Vous verrez que la tarte allait chez Mme Goupil.»
--«Dès l’instant que Mme Goupil a de la visite, madame Octave, vous
n’allez pas tarder à voir tout son monde rentrer pour le déjeuner, car
il commence à ne plus être de bonne heure», disait Françoise qui,
pressé de redescendre s’occuper du déjeuner, n’était pas fâchée de
laisser à ma tante cette distraction en perspective.
--«Oh! pas avant midi, répondait ma tante d’un ton résigné, tout en
jetant sur la pendule un coup d’œil inquiet, mais furtif pour ne pas
laisser voir qu’elle, qui avait renoncé à tout, trouvait pourtant, à
apprendre que Mme Goupil avait à déjeuner, un plaisir aussi vif, et
qui se ferait malheureusement attendre encore un peu plus d’une heure.
Et encore cela tombera pendant mon déjeuner!» ajouta-t-elle à mi-voix
pour elle-même. Son déjeuner lui était une distraction suffisante pour
qu’elle n’en souhaitât pas une autre en même temps. «Vous n’oublierez
pas au moins de me donner mes œufs à la crème dans une assiette
plate?» C’étaient les seules qui fussent ornées de sujets, et ma tante
s’amusait à chaque repas à lire la légende de celle qu’on lui servait
ce jour-là. Elle mettait ses lunettes, déchiffrait: Alibaba et
quarante voleurs, Aladin ou la Lampe merveilleuse, et disait en
souriant: Très bien, très bien.
--«Je serais bien allée chez Camus...» disait Françoise en voyant que
ma tante ne l’y enverrait plus.
--«Mais non, ce n’est plus la peine, c’est sûrement Mlle Pupin.

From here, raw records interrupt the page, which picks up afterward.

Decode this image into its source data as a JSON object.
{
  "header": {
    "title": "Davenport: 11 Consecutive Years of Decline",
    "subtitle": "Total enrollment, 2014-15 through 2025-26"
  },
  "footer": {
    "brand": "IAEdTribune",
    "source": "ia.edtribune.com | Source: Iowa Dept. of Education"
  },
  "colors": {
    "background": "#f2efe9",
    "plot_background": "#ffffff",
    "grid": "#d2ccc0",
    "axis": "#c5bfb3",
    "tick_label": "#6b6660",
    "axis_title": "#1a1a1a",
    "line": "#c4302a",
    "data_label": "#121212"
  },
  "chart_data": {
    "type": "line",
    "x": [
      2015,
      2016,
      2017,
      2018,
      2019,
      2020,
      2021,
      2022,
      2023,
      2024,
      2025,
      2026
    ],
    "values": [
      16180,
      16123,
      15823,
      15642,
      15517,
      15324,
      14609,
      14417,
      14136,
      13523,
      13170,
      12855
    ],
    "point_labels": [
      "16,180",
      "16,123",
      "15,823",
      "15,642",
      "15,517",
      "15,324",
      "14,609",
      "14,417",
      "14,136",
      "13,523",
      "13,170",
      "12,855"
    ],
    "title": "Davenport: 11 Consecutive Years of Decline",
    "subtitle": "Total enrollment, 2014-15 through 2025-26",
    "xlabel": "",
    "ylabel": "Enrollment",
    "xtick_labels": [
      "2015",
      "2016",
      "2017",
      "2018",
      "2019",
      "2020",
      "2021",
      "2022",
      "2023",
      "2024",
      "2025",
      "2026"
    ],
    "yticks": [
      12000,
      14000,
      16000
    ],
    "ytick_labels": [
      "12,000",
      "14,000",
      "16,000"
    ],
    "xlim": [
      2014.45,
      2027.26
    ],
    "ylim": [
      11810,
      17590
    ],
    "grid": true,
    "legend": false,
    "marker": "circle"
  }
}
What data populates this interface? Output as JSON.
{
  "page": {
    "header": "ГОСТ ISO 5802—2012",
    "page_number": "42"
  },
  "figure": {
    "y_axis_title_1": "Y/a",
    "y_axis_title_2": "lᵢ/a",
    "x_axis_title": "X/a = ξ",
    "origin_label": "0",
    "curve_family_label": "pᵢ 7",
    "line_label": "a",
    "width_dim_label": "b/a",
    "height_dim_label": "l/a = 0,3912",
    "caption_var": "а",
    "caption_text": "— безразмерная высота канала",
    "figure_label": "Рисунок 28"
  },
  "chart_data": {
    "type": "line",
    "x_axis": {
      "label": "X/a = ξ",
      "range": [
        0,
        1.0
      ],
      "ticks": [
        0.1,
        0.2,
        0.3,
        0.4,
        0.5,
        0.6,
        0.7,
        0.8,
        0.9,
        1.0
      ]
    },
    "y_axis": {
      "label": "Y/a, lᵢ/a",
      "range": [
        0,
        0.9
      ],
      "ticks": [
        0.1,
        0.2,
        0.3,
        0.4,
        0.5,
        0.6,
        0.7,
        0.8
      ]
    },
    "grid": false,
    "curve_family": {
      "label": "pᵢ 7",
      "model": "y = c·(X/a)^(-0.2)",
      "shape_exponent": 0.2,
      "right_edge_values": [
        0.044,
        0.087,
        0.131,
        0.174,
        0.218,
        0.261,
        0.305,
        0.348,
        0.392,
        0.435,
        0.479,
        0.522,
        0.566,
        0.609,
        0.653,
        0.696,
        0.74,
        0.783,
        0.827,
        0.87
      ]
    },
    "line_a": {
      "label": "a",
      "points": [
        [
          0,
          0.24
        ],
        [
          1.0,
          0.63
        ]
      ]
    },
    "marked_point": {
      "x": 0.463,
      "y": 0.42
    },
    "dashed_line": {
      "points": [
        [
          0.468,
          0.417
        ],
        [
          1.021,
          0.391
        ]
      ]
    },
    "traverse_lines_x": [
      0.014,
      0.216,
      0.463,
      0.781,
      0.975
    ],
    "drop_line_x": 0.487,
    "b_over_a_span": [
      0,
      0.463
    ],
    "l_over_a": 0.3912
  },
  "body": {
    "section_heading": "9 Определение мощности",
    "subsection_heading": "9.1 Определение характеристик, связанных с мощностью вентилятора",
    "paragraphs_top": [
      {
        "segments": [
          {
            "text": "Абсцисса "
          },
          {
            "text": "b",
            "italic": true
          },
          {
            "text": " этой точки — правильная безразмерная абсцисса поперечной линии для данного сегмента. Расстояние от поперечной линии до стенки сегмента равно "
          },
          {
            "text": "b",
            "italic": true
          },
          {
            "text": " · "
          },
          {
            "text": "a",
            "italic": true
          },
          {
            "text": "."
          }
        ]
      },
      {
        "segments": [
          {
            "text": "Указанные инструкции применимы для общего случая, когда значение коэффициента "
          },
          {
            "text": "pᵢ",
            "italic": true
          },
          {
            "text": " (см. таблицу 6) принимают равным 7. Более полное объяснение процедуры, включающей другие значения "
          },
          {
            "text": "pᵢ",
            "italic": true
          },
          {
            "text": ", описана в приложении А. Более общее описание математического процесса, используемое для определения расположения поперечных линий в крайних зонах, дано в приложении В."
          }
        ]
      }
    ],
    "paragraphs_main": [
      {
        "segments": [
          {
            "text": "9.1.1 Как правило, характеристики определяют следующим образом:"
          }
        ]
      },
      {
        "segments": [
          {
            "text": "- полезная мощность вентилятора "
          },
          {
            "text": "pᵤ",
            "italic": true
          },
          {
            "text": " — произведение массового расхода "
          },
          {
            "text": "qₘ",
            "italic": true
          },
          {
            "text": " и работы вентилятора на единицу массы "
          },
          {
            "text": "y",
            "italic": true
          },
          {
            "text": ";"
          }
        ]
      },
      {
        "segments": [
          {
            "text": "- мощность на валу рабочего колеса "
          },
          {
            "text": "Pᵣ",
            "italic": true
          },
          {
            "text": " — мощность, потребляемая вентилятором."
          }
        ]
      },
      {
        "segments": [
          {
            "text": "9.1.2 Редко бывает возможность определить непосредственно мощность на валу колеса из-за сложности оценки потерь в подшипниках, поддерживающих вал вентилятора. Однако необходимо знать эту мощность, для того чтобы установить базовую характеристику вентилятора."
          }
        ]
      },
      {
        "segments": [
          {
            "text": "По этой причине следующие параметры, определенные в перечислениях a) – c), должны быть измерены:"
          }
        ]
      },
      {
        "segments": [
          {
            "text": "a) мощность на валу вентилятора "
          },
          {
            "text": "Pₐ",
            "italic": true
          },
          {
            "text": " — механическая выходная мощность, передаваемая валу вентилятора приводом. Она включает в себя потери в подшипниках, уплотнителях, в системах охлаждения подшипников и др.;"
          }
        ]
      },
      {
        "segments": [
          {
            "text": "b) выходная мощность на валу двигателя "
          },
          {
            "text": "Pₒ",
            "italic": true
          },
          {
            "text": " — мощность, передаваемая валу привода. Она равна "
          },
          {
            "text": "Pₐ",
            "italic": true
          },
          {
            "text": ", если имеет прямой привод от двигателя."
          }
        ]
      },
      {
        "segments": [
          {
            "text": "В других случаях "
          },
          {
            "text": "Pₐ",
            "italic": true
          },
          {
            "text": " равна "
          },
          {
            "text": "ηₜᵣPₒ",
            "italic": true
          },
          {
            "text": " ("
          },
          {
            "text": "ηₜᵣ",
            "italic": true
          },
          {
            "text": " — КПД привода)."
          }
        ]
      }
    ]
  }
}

Ma
pauvre Françoise, je regrette de vous avoir fait monter pour rien.»
Mais ma tante savait bien que ce n’était pas pour rien qu’elle avait
sonné Françoise, car, à Combray, une personne «qu’on ne connaissait
point» était un être aussi peu croyable qu’un dieu de la mythologie,
et de fait on ne se souvenait pas que, chaque fois que s’était
produite, dans la rue de Saint-Esprit ou sur la place, une de ces
apparitions stupéfiantes, des recherches bien conduites n’eussent pas
fini par réduire le personnage fabuleux aux proportions d’une
«personne qu’on connaissait», soit personnellement, soit
abstraitement, dans son état civil, en tant qu’ayant tel degré de
parenté avec des gens de Combray. C’était le fils de Mme Sauton qui
rentrait du service, la nièce de l’abbé Perdreau qui sortait de
couvent, le frère du curé, percepteur à Châteaudun qui venait de
prendre sa retraite ou qui était venu passer les fêtes. On avait eu en
les apercevant l’émotion de croire qu’il y avait à Combray des gens
qu’on ne connaissait point simplement parce qu’on ne les avait pas
reconnus ou identifiés tout de suite. Et pourtant, longtemps à
l’avance, Mme Sauton et le curé avaient prévenu qu’ils attendaient
leurs «voyageurs». Quand le soir, je montais, en rentrant, raconter
notre promenade à ma tante, si j’avais l’imprudence de lui dire que
nous avions rencontré près du Pont-Vieux, un homme que mon grand-père
ne connaissait pas: «Un homme que grand-père ne connaissait point,
s’écriait elle. Ah! je te crois bien!» Néanmoins un peu émue de cette
nouvelle, elle voulait en avoir le cœur net, mon grand-père était
mandé. «Qui donc est-ce que vous avez rencontré près du Pont-Vieux,
mon oncle? un homme que vous ne connaissiez point?»--«Mais si,
répondait mon grand-père, c’était Prosper le frère du jardinier de Mme
Bouillebœuf.»--«Ah! bien», disait ma tante, tranquillisée et un peu
rouge; haussant les épaules avec un sourire ironique, elle ajoutait:
«Aussi il me disait que vous aviez rencontré un homme que vous ne
connaissiez point!» Et on me recommandait d’être plus circonspect une
autre fois et de ne plus agiter ainsi ma tante par des paroles
irréfléchies. On connaissait tellement bien tout le monde, à Combray,
bêtes et gens, que si ma tante avait vu par hasard passer un chien
«qu’elle ne connaissait point», elle ne cessait d’y penser et de
consacrer à ce fait incompréhensible ses talents d’induction et ses
heures de liberté.
--«Ce sera le chien de Mme Sazerat», disait Françoise, sans grande
conviction, mais dans un but d’apaisement et pour que ma tante ne se
«fende pas la tête.»
--«Comme si je ne connaissais pas le chien de Mme Sazerat!» répondait
ma tante dont l’esprit critique n’admettait pas si facilement un fait.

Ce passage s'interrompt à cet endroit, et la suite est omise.